Oracle is adding a Vector Store and new generative AI features to its data analytics cloud service MySQL HeatWave, the company said at its annual CloudWorld conference.
The generative AI features added to the data analytics cloud service include a large language model-driven interface that allows enterprise users to interact with different aspects of the service — including searching for different files — in natural language.
The new Vector Store, which is also in private preview, can ingest documents in a variety of formats and store them as embeddings generated via an encoder model in order to process queries faster, the company said.
“For a given user query, the Vector Store identifies the most similar documents by performing a similarity search over the stored embeddings and the embedded query,” an Oracle spokesperson said.
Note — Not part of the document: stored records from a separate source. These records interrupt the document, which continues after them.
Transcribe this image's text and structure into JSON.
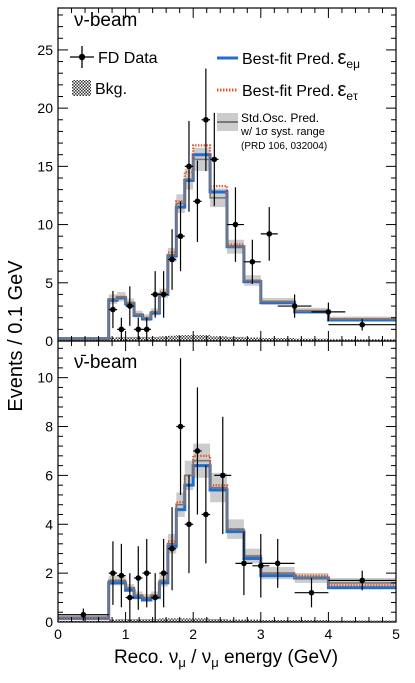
{
  "chart_data": [
    {
      "type": "line",
      "panel_label": "ν-beam",
      "xlim": [
        0,
        5
      ],
      "ylim": [
        0,
        28.6
      ],
      "yticks": [
        0,
        5,
        10,
        15,
        20,
        25
      ],
      "bin_edges": [
        0,
        0.75,
        0.875,
        1.0,
        1.125,
        1.25,
        1.375,
        1.5,
        1.625,
        1.75,
        1.875,
        2.0,
        2.25,
        2.5,
        2.75,
        3.0,
        3.5,
        4.0,
        5.0
      ],
      "series": [
        {
          "name": "Best-fit Pred.",
          "color": "#1f6fd1",
          "style": "solid",
          "values": [
            0.2,
            3.5,
            3.7,
            3.2,
            2.2,
            1.9,
            2.4,
            4.0,
            7.3,
            11.5,
            13.8,
            16.0,
            12.8,
            8.1,
            5.1,
            3.3,
            2.5,
            1.8
          ]
        },
        {
          "name": "Best-fit Pred.",
          "color": "#e8562a",
          "style": "dotted",
          "values": [
            0.2,
            3.6,
            3.8,
            3.3,
            2.3,
            2.0,
            2.5,
            4.2,
            7.6,
            12.0,
            14.5,
            16.8,
            13.3,
            8.3,
            5.2,
            3.4,
            2.6,
            1.9
          ]
        },
        {
          "name": "Std.Osc. Pred.",
          "color": "#777777",
          "style": "solid",
          "values": [
            0.2,
            3.6,
            3.8,
            3.3,
            2.3,
            2.0,
            2.5,
            4.1,
            7.4,
            11.8,
            13.9,
            15.6,
            12.3,
            8.1,
            5.2,
            3.4,
            2.6,
            1.9
          ],
          "band_halfwidth": [
            0.05,
            0.4,
            0.4,
            0.35,
            0.3,
            0.3,
            0.3,
            0.4,
            0.6,
            0.8,
            0.9,
            1.0,
            0.8,
            0.6,
            0.45,
            0.3,
            0.25,
            0.2
          ]
        },
        {
          "name": "Bkg.",
          "type": "area",
          "values": [
            0.1,
            0.3,
            0.35,
            0.35,
            0.35,
            0.35,
            0.35,
            0.4,
            0.45,
            0.5,
            0.5,
            0.5,
            0.4,
            0.35,
            0.3,
            0.25,
            0.2,
            0.15
          ]
        }
      ],
      "data_points": [
        {
          "x": 0.8125,
          "y": 2.7,
          "xerr": 0.0625,
          "yerr": 1.6
        },
        {
          "x": 0.9375,
          "y": 1.0,
          "xerr": 0.0625,
          "yerr": 1.0
        },
        {
          "x": 1.0625,
          "y": 3.0,
          "xerr": 0.0625,
          "yerr": 1.7
        },
        {
          "x": 1.1875,
          "y": 1.0,
          "xerr": 0.0625,
          "yerr": 1.0
        },
        {
          "x": 1.3125,
          "y": 1.0,
          "xerr": 0.0625,
          "yerr": 1.0
        },
        {
          "x": 1.4375,
          "y": 4.0,
          "xerr": 0.0625,
          "yerr": 2.0
        },
        {
          "x": 1.5625,
          "y": 4.0,
          "xerr": 0.0625,
          "yerr": 2.0
        },
        {
          "x": 1.6875,
          "y": 7.0,
          "xerr": 0.0625,
          "yerr": 2.6
        },
        {
          "x": 1.8125,
          "y": 9.0,
          "xerr": 0.0625,
          "yerr": 3.0
        },
        {
          "x": 1.9375,
          "y": 15.0,
          "xerr": 0.0625,
          "yerr": 3.9
        },
        {
          "x": 2.0625,
          "y": 12.0,
          "xerr": 0.0625,
          "yerr": 3.5
        },
        {
          "x": 2.1875,
          "y": 19.0,
          "xerr": 0.0625,
          "yerr": 4.4
        },
        {
          "x": 2.3125,
          "y": 15.6,
          "xerr": 0.0625,
          "yerr": 4.0
        },
        {
          "x": 2.625,
          "y": 10.0,
          "xerr": 0.125,
          "yerr": 3.2
        },
        {
          "x": 2.875,
          "y": 6.8,
          "xerr": 0.125,
          "yerr": 1.9
        },
        {
          "x": 3.125,
          "y": 9.2,
          "xerr": 0.125,
          "yerr": 2.3
        },
        {
          "x": 3.5,
          "y": 3.0,
          "xerr": 0.25,
          "yerr": 1.0
        },
        {
          "x": 4.0,
          "y": 2.5,
          "xerr": 0.25,
          "yerr": 0.8
        },
        {
          "x": 4.5,
          "y": 1.4,
          "xerr": 0.5,
          "yerr": 0.5
        }
      ]
    },
    {
      "type": "line",
      "panel_label": "ν̄-beam",
      "xlim": [
        0,
        5
      ],
      "ylim": [
        0,
        11.5
      ],
      "yticks": [
        0,
        2,
        4,
        6,
        8,
        10
      ],
      "bin_edges": [
        0,
        0.75,
        0.875,
        1.0,
        1.125,
        1.25,
        1.375,
        1.5,
        1.625,
        1.75,
        1.875,
        2.0,
        2.25,
        2.5,
        2.75,
        3.0,
        3.5,
        4.0,
        5.0
      ],
      "series": [
        {
          "name": "Best-fit Pred.",
          "color": "#1f6fd1",
          "style": "solid",
          "values": [
            0.15,
            1.6,
            1.6,
            1.3,
            1.0,
            0.9,
            1.0,
            1.6,
            3.1,
            4.6,
            5.6,
            6.4,
            5.4,
            3.7,
            2.6,
            1.9,
            1.8,
            1.4
          ]
        },
        {
          "name": "Best-fit Pred.",
          "color": "#e8562a",
          "style": "dotted",
          "values": [
            0.15,
            1.7,
            1.7,
            1.4,
            1.1,
            1.0,
            1.1,
            1.7,
            3.3,
            4.9,
            6.0,
            6.8,
            5.6,
            3.8,
            2.7,
            2.0,
            1.9,
            1.5
          ]
        },
        {
          "name": "Std.Osc. Pred.",
          "color": "#777777",
          "style": "solid",
          "values": [
            0.2,
            1.7,
            1.7,
            1.4,
            1.1,
            1.0,
            1.1,
            1.7,
            3.2,
            4.8,
            6.0,
            6.6,
            5.5,
            3.8,
            2.7,
            2.0,
            1.8,
            1.6
          ],
          "band_halfwidth": [
            0.1,
            0.2,
            0.2,
            0.15,
            0.15,
            0.15,
            0.15,
            0.25,
            0.4,
            0.5,
            0.6,
            0.7,
            0.6,
            0.4,
            0.3,
            0.25,
            0.2,
            0.2
          ]
        },
        {
          "name": "Bkg.",
          "type": "area",
          "values": [
            0.05,
            0.1,
            0.12,
            0.12,
            0.12,
            0.12,
            0.12,
            0.15,
            0.15,
            0.15,
            0.15,
            0.15,
            0.12,
            0.1,
            0.1,
            0.08,
            0.08,
            0.06
          ]
        }
      ],
      "data_points": [
        {
          "x": 0.375,
          "y": 0.3,
          "xerr": 0.375,
          "yerr": 0.25
        },
        {
          "x": 0.8125,
          "y": 2.0,
          "xerr": 0.0625,
          "yerr": 1.3
        },
        {
          "x": 0.9375,
          "y": 1.9,
          "xerr": 0.0625,
          "yerr": 1.3
        },
        {
          "x": 1.0625,
          "y": 1.0,
          "xerr": 0.0625,
          "yerr": 1.0
        },
        {
          "x": 1.1875,
          "y": 1.8,
          "xerr": 0.0625,
          "yerr": 1.3
        },
        {
          "x": 1.3125,
          "y": 2.0,
          "xerr": 0.0625,
          "yerr": 1.4
        },
        {
          "x": 1.4375,
          "y": 1.0,
          "xerr": 0.0625,
          "yerr": 1.0
        },
        {
          "x": 1.5625,
          "y": 2.0,
          "xerr": 0.0625,
          "yerr": 1.4
        },
        {
          "x": 1.6875,
          "y": 3.0,
          "xerr": 0.0625,
          "yerr": 1.7
        },
        {
          "x": 1.8125,
          "y": 8.0,
          "xerr": 0.0625,
          "yerr": 2.8
        },
        {
          "x": 1.9375,
          "y": 4.0,
          "xerr": 0.0625,
          "yerr": 2.0
        },
        {
          "x": 2.0625,
          "y": 7.0,
          "xerr": 0.0625,
          "yerr": 2.6
        },
        {
          "x": 2.1875,
          "y": 4.4,
          "xerr": 0.0625,
          "yerr": 2.0
        },
        {
          "x": 2.4375,
          "y": 6.0,
          "xerr": 0.125,
          "yerr": 2.4
        },
        {
          "x": 2.75,
          "y": 2.4,
          "xerr": 0.125,
          "yerr": 1.3
        },
        {
          "x": 3.0,
          "y": 2.3,
          "xerr": 0.125,
          "yerr": 1.3
        },
        {
          "x": 3.25,
          "y": 2.4,
          "xerr": 0.25,
          "yerr": 1.0
        },
        {
          "x": 3.75,
          "y": 1.2,
          "xerr": 0.25,
          "yerr": 0.6
        },
        {
          "x": 4.5,
          "y": 1.7,
          "xerr": 0.5,
          "yerr": 0.4
        }
      ]
    }
  ],
  "axes": {
    "xlabel": "Reco. νμ / ν̄μ energy (GeV)",
    "xlabel_parts": {
      "prefix": "Reco. ν",
      "sub1": "μ",
      "mid": " / ν",
      "sub2": "μ",
      "suffix": " energy (GeV)"
    },
    "ylabel": "Events / 0.1 GeV",
    "xticks": [
      0,
      1,
      2,
      3,
      4,
      5
    ]
  },
  "legend": {
    "placement": "top-right",
    "data": "FD Data",
    "bkg": "Bkg.",
    "fit_emu": {
      "label": "Best-fit Pred.",
      "symbol": "ε",
      "sub": "eμ"
    },
    "fit_etau": {
      "label": "Best-fit Pred.",
      "symbol": "ε",
      "sub": "eτ"
    },
    "stdosc": {
      "line1": "Std.Osc. Pred.",
      "line2": "w/ 1σ syst. range",
      "line3": "(PRD 106, 032004)"
    }
  },
  "colors": {
    "fit_emu": "#1f6fd1",
    "fit_etau": "#e8562a",
    "stdosc_line": "#777777",
    "stdosc_band": "#cccccc"
  }
}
These documents can be later used to augment the prompt given to the LLM-driven interface so that it returns a more contextual answer.
AutoML support for MySQL HeatWave Lakehouse
Oracle’s MySQL HeatWave Lakehouse, which was released last year in October, has been updated to support AutoML.
HeatWave’s AutoML, which is a machine learning component or feature within the service, supports training, inference, and explanations on data in object storage in addition to data in the MySQL database, the company said.
Other updates to AutoML include support for text columns, an enhanced recommender system, and a training progress monitor.
Support for text columns, according to the company, will now allow enterprises to run various machine learning tasks — including anomaly detection, forecasting, classification, and regression — on data stored in these columns.
In March, Oracle added several new machine-learning features to MySQL HeatWave including AutoML and MySQL Autopilot.
Oracle’s recommender system — a recommendation engine within AutoML — has also been updated to support wider feedback, including implicit feedback, such as past purchases and browsing history, and explicit feedback, such as ratings and likes, in order to generate more accurate personalised recommendations.
A separate component, dubbed the Training Progress Monitor, has also been added to AutoML in order to allow enterprises to monitor the progress of their models being trained with HeatWave.
MySQL Autopilot to support automated indexing
Oracle has also updated its MySQL Autopilot component within HeatWave to support automatic indexing.
The new feature, which is currently in limited availability, is targeted at helping enterprises to eliminate the need to create optimal indexes for their OLTP workloads and maintain them as workloads evolve.
“MySQL Autopilot automatically determines the indexes customers should create or drop from their tables to optimise their OLTP throughput, using machine learning to make a prediction based on individual application workloads,” the company said in a statement.
Another feature, dubbed auto compression, has also been added to Autopilot. Auto compression helps enterprises determine the optimal compression algorithm for each column, which improves load, and query performance and reduces cost.
The other updates in Autopilot include adaptive query execution and auto load and unload.
Adaptive query execution, as the name suggests, helps enterprises optimise the execution plan of a query in order to improve performance by using information obtained from the partial execution of the query to adjust data structures and system resources.
Separately, auto load and unload improve performance by automatically loading columns that are in use to HeatWave and unloading columns that are never in use.
“This feature automatically unloads tables that were never or rarely queried. This helps free up memory and reduce costs for customers, without having to manually perform this task,” the company said.
Other MySQL HeatWave enhancements
Other updates include JSON acceleration, new analytic operators for migrating more workloads into HeatWave, and a bulk ingest feature into MySQL HeatWave.
The bulk ingest feature adds support for parallel building of index sub-tress while loading data from CSV files. This provides a performance increase in data ingestion, thereby allowing newly loaded data to be queried sooner, the company said.